Desde então as pessoas estão inquietas. O clima ficou pesado aqui. Ninguém quer informar nada. Estamos todos indo para a merda e os militares querem guardar segredo disso. A manhã chegou totalmente nublada e com nuvens bem pesadas no céu. Creio que vai vir um temporal.

Mais um acontecimento muito interessante aconteceu. Quando meu irmão veio até mim cerca de dois dias atrás, dizendo que novamente teria que ir com uma equipe de busca por sobreviventes na cidade, eu indiquei um local para ele. O condomínio Fortaleza. Onde estavam escondidos Rodrigo e Amanda. Os dias passaram e eu acabei por esquecer se meu irmão havia tido sucesso na missão. Vê-lo voltar vivo já era um alivio total para mim. Cada vez que ele tinha que sair eu ficava totalmente preocupado e apreensivo. Coisa de irmão mais velho. Foi então que ele comentou comigo que outra equipe acabou indo até o condomínio e que lá encontraram dois jovens sobreviventes.

– Os trouxeram para cá? – perguntei.
– Sim. – respondeu meu irmão. – A moça está passando por alguns exames, pois estava com muitos hematomas no corpo. Já o rapaz...
– Já o rapaz o que? – perguntei aflito.
– O rapaz está preso.
– Preso?
– Sim. Preso. Ele tentou agredir dois militares e atirou contra um deles. – os relatos do meu irmão eram impressionantes. – Sorte o rapaz ser ruim de mira. Foi pego por dois militares antes de disparar outro tiro. Agora está na prisão que temos aqui. Lá no QG. (Quartel General).
– Mas ele é menor de idade. Não pode ficar preso. – indaguei.
– As coisas não são mais como antigamente, Gabriel. – disse meu irmão. – O rapaz é o menor dos problemas que temos aqui. Qualquer pessoa maior de idade pode libertá-lo se prometer colocar o rapaz na linha. Mas espero que você não vá fazer isso. Se esse rapaz fez o que você me contou que ele fez, eu nem olharia na cara dele.
– Não vou libertar um cara que tentou me matar. – comentei. – Mas temos que entender que tudo isso é fruto de um trauma recente. Tenho dó dele.
– Tenha dó a distancia, Gabriel. – disse meu irmão. – Preciso ir agora. Arrumei mais algumas pessoas para nosso plano. Mais tarde a gente conversa. Hoje à noite estarei de guarda onde você está dormindo. Abraço.

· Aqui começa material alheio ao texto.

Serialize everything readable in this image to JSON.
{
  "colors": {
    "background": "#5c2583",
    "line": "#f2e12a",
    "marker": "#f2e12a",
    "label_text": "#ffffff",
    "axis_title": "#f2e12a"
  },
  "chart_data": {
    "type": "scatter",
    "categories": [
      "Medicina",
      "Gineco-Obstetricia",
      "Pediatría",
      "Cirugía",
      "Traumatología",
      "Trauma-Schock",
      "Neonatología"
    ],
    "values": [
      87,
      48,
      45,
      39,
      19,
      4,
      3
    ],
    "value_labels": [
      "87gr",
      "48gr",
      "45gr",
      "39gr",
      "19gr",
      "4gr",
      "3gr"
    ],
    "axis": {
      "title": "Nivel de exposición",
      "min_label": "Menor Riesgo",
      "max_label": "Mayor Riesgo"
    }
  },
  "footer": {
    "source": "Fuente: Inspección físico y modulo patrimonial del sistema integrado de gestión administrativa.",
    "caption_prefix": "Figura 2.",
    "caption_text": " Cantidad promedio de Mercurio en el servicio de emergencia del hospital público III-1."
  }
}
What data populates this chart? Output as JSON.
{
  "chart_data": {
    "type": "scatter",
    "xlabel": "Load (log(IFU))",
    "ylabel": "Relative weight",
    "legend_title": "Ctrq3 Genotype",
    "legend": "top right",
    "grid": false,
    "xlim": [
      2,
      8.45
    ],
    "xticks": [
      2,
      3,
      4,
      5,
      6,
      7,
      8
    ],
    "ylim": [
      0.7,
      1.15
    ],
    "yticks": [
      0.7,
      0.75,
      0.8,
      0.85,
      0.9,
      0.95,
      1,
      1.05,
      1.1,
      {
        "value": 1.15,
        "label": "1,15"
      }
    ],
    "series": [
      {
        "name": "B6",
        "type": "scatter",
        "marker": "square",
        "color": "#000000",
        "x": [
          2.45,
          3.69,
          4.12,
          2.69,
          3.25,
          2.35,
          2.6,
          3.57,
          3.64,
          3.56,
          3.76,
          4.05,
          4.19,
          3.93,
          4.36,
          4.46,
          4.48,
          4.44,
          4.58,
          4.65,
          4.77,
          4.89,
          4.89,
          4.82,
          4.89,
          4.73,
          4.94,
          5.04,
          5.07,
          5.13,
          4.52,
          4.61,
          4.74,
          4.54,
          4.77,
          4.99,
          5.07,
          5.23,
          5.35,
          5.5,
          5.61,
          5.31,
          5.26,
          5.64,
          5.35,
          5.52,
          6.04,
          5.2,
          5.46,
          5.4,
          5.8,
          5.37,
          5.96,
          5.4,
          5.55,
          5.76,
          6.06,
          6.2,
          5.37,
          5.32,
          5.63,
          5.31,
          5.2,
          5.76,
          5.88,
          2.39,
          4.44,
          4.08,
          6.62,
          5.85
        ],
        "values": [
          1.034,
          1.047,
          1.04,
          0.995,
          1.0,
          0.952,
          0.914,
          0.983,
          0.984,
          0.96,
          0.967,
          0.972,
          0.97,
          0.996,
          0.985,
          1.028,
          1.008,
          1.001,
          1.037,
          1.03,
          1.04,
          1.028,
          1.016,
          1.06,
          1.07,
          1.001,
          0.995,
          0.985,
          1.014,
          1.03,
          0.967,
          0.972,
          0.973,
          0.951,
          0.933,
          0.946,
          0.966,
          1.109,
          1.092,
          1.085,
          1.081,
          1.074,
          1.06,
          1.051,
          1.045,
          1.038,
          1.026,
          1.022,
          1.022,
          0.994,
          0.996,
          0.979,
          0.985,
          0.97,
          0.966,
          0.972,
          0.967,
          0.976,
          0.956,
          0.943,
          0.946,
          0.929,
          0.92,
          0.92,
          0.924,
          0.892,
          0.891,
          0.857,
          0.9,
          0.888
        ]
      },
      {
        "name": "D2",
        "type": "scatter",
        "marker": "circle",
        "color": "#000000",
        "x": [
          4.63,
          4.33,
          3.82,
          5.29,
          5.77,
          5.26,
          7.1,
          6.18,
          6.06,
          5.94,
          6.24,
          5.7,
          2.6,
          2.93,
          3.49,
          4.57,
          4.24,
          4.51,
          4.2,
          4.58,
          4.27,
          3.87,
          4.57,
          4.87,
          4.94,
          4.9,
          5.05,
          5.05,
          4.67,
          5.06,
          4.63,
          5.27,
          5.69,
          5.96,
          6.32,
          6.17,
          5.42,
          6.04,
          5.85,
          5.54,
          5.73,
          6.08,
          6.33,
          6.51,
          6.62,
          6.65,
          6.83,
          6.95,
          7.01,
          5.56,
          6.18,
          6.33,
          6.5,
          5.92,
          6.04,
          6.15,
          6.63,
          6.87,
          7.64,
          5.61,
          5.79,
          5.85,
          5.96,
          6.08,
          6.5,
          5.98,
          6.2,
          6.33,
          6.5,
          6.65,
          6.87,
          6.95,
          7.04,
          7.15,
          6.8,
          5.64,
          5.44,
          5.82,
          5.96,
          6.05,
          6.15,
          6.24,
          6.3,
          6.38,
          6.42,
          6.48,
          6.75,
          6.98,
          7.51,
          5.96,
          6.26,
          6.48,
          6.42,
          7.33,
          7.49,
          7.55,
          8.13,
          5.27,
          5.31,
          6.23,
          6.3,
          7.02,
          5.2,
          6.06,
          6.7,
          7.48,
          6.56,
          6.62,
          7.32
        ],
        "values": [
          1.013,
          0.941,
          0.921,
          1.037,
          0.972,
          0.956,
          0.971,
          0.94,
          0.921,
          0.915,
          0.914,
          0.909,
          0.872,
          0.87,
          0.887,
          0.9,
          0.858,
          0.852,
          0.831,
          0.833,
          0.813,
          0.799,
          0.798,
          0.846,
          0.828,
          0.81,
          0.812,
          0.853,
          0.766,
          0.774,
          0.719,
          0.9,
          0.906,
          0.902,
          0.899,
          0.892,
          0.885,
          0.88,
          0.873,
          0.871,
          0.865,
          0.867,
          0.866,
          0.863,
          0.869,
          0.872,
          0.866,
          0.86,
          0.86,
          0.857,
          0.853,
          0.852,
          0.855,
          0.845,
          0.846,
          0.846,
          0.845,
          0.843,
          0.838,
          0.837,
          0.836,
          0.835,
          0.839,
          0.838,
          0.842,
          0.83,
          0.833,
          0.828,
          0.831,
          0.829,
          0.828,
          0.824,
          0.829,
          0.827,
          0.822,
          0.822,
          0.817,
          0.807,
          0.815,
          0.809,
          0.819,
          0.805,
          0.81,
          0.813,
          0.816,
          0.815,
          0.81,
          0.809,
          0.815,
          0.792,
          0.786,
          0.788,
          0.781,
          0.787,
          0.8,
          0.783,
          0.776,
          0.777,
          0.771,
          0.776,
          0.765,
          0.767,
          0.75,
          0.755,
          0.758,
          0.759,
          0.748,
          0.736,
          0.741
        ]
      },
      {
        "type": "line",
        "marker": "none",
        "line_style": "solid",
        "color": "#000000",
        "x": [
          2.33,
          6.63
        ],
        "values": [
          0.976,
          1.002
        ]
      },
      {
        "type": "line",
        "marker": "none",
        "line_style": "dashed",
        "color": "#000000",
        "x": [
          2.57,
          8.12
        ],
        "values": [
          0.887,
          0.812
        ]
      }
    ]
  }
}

Abracei meu irmão e ele partiu. Nosso plano era arriscado. Talvez nem chegue a ser executado. Para o bem de todos é claro. Vou desligar o notebook. Preciso conversar com meu irmão que acabou de entrar no posto de sentinela aqui no Hangar.

Porem, eu tenho que ficar atento. A qualquer momento pode ser a hora de agir.